Toda essa dificuldade, porém, contrastava com um perfil bem visto na cidade. Tão logo foi feito o pedido de demissão, pacientes reclamaram."A partir de então, iniciou toda uma campanha para que ela fosse reintegrada a essa escala porque ela salvava vidas", conta Bonilha, mostrando que o discurso em defesa da cloroquina havia surtido efeito.

Pacientes entraram na Justiça para ter acesso à terapia

Os pacientes chegaram a entrar na na Justiça exigindo a continuidade da nebulização com hidroxicloroquina. O pedido foi acatado. Aproximadamente cinco pacientes tiveram o tratamento de nebulização com cloroquina. Destes, três morreram nesta semana.

A médica teria se baseado na experiência de um único médico, que não é pesquisador a respeito do tratamento. "Em entrevista, ela chegou a falar quem é o médico que aplicou esse método. Mas o que acontece é que nunca vi nenhuma instituição séria fazer uso dessa medicação. Na minha opinião, essa prescrição transcende o caráter off label da categoria médica, tem uma série de protocolos de segurança que, a meu ver, fazem com que não seja uma terapia a ser aplicada".

Bonilha conta que Eliane não seguiu sequer os protocolos para informar a adoção do tratamento pouco convencional. "Fato que gerou uma quebra de harmonia entre ela e a equipe assistencial foi que na primeira vez que ela quis usar essa terapia, ela não formalizou essa prescrição. Ela orientou que fosse feita e o enfermeiro e o técnico me ligaram. A primeira coisa foi mandar ela prescrever no sistema formalmente o que ela quer que faça."

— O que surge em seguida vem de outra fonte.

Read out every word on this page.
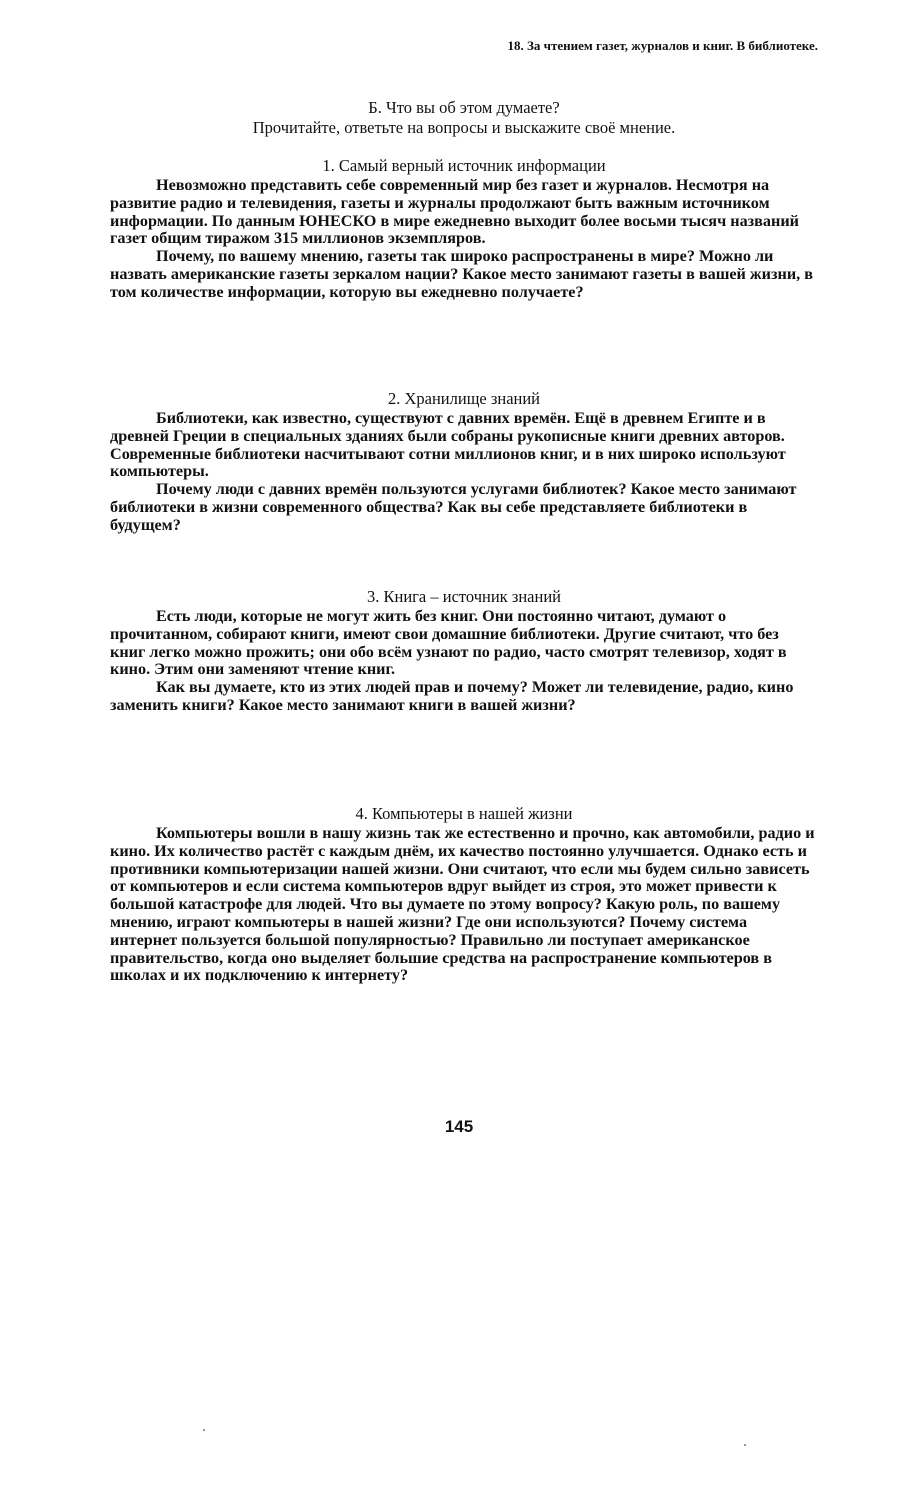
18. За чтением газет, журналов и книг. В библиотеке.
Б. Что вы об этом думаете?
Прочитайте, ответьте на вопросы и выскажите своё мнение.
1. Самый верный источник информации

Невозможно представить себе современный мир без газет и журналов. Несмотря на развитие радио и телевидения, газеты и журналы продолжают быть важным источником информации. По данным ЮНЕСКО в мире ежедневно выходит более восьми тысяч названий газет общим тиражом 315 миллионов экземпляров.

Почему, по вашему мнению, газеты так широко распространены в мире? Можно ли назвать американские газеты зеркалом нации? Какое место занимают газеты в вашей жизни, в том количестве информации, которую вы ежедневно получаете?

2. Хранилище знаний

Библиотеки, как известно, существуют с давних времён. Ещё в древнем Египте и в древней Греции в специальных зданиях были собраны рукописные книги древних авторов. Современные библиотеки насчитывают сотни миллионов книг, и в них широко используют компьютеры.

Почему люди с давних времён пользуются услугами библиотек? Какое место занимают библиотеки в жизни современного общества? Как вы себе представляете библиотеки в будущем?

3. Книга – источник знаний

Есть люди, которые не могут жить без книг. Они постоянно читают, думают о прочитанном, собирают книги, имеют свои домашние библиотеки. Другие считают, что без книг легко можно прожить; они обо всём узнают по радио, часто смотрят телевизор, ходят в кино. Этим они заменяют чтение книг.

Как вы думаете, кто из этих людей прав и почему? Может ли телевидение, радио, кино заменить книги? Какое место занимают книги в вашей жизни?

4. Компьютеры в нашей жизни

Компьютеры вошли в нашу жизнь так же естественно и прочно, как автомобили, радио и кино. Их количество растёт с каждым днём, их качество постоянно улучшается. Однако есть и противники компьютеризации нашей жизни. Они считают, что если мы будем сильно зависеть от компьютеров и если система компьютеров вдруг выйдет из строя, это может привести к большой катастрофе для людей. Что вы думаете по этому вопросу? Какую роль, по вашему мнению, играют компьютеры в нашей жизни? Где они используются? Почему система интернет пользуется большой популярностью? Правильно ли поступает американское правительство, когда оно выделяет большие средства на распространение компьютеров в школах и их подключению к интернету?

145
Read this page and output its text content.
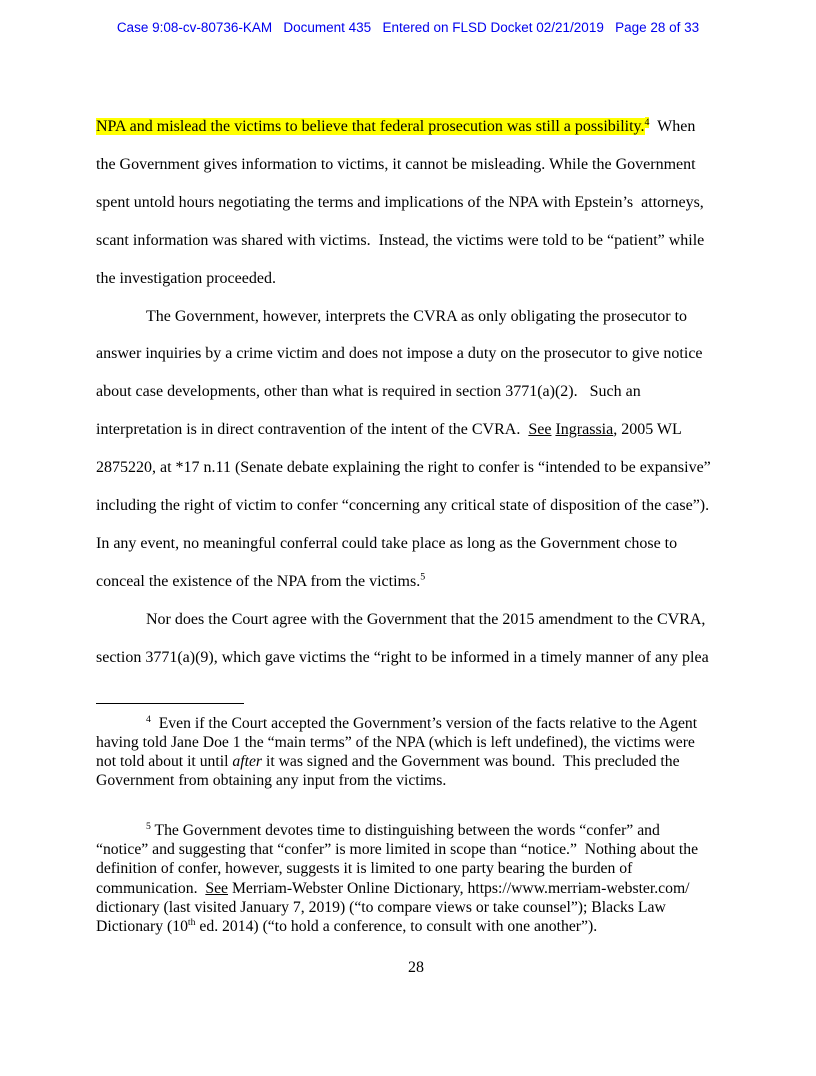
Case 9:08-cv-80736-KAM   Document 435   Entered on FLSD Docket 02/21/2019   Page 28 of 33
NPA and mislead the victims to believe that federal prosecution was still a possibility.$^4$  When
the Government gives information to victims, it cannot be misleading. While the Government
spent untold hours negotiating the terms and implications of the NPA with Epstein’s  attorneys,
scant information was shared with victims.  Instead, the victims were told to be “patient” while
the investigation proceeded.
The Government, however, interprets the CVRA as only obligating the prosecutor to
answer inquiries by a crime victim and does not impose a duty on the prosecutor to give notice
about case developments, other than what is required in section 3771(a)(2).   Such an
interpretation is in direct contravention of the intent of the CVRA.  See Ingrassia, 2005 WL
2875220, at *17 n.11 (Senate debate explaining the right to confer is “intended to be expansive”
including the right of victim to confer “concerning any critical state of disposition of the case”).
In any event, no meaningful conferral could take place as long as the Government chose to
conceal the existence of the NPA from the victims.$^5$
Nor does the Court agree with the Government that the 2015 amendment to the CVRA,
section 3771(a)(9), which gave victims the “right to be informed in a timely manner of any plea
$^4$  Even if the Court accepted the Government’s version of the facts relative to the Agent
having told Jane Doe 1 the “main terms” of the NPA (which is left undefined), the victims were
not told about it until after it was signed and the Government was bound.  This precluded the
Government from obtaining any input from the victims.
$^5$ The Government devotes time to distinguishing between the words “confer” and
“notice” and suggesting that “confer” is more limited in scope than “notice.”  Nothing about the
definition of confer, however, suggests it is limited to one party bearing the burden of
communication.  See Merriam-Webster Online Dictionary, https://www.merriam-webster.com/
dictionary (last visited January 7, 2019) (“to compare views or take counsel”); Blacks Law
Dictionary (10th ed. 2014) (“to hold a conference, to consult with one another”).
28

"O jeito com que a terapia foi apresentada, pareceu que aquilo fosse a salvação da pátria, a chance de cura dos pacientes graves", conta Bonilha. Ao Estadão esta semana, o presidente do Conselho Federal de Medicina, Mauro Ribeiro, negou rever o parecer que libera médicos a prescreverem cloroquina, mas admitiu investigar médicos que tratarem kit covid como cura.

A proposta de Eliane era que estes pacientes seguissem internados no hospital, e ela então fosse até o local administrar o remédio por meio da nebulização. A direção do hospital então pediu que a transferência dos pacientes dos pacientes do tratamento convencional contra a covid para a experiência da médica fosse formalizada judicialmente, o que aconteceu e ela seguiu aplicando a terapia.

Em entrevista a uma rádio local, Eliane chegou a falar que se "emocionava" ao ver os pacientes recuperando o ar. "A impressão que tenho é que de repente essa sensação de alívio que os pacientes percebem tão logo fazem a terapia pode estar relacionada ao simples aumento da pressão na via aérea ou melhor fluxo de oxigênio causada pela nebulização. Se fosse feita com soro, poderia ter esse mesmo efeito", explica Bonilha ressaltando que esse procedimento não está prescrito para atender pacientes covid.

A reportagem do Estadão procurou a médica Eliane Scherer para explicar sua versão dos fatos, mas ela afirmou que não pretende mais falar com a imprensa.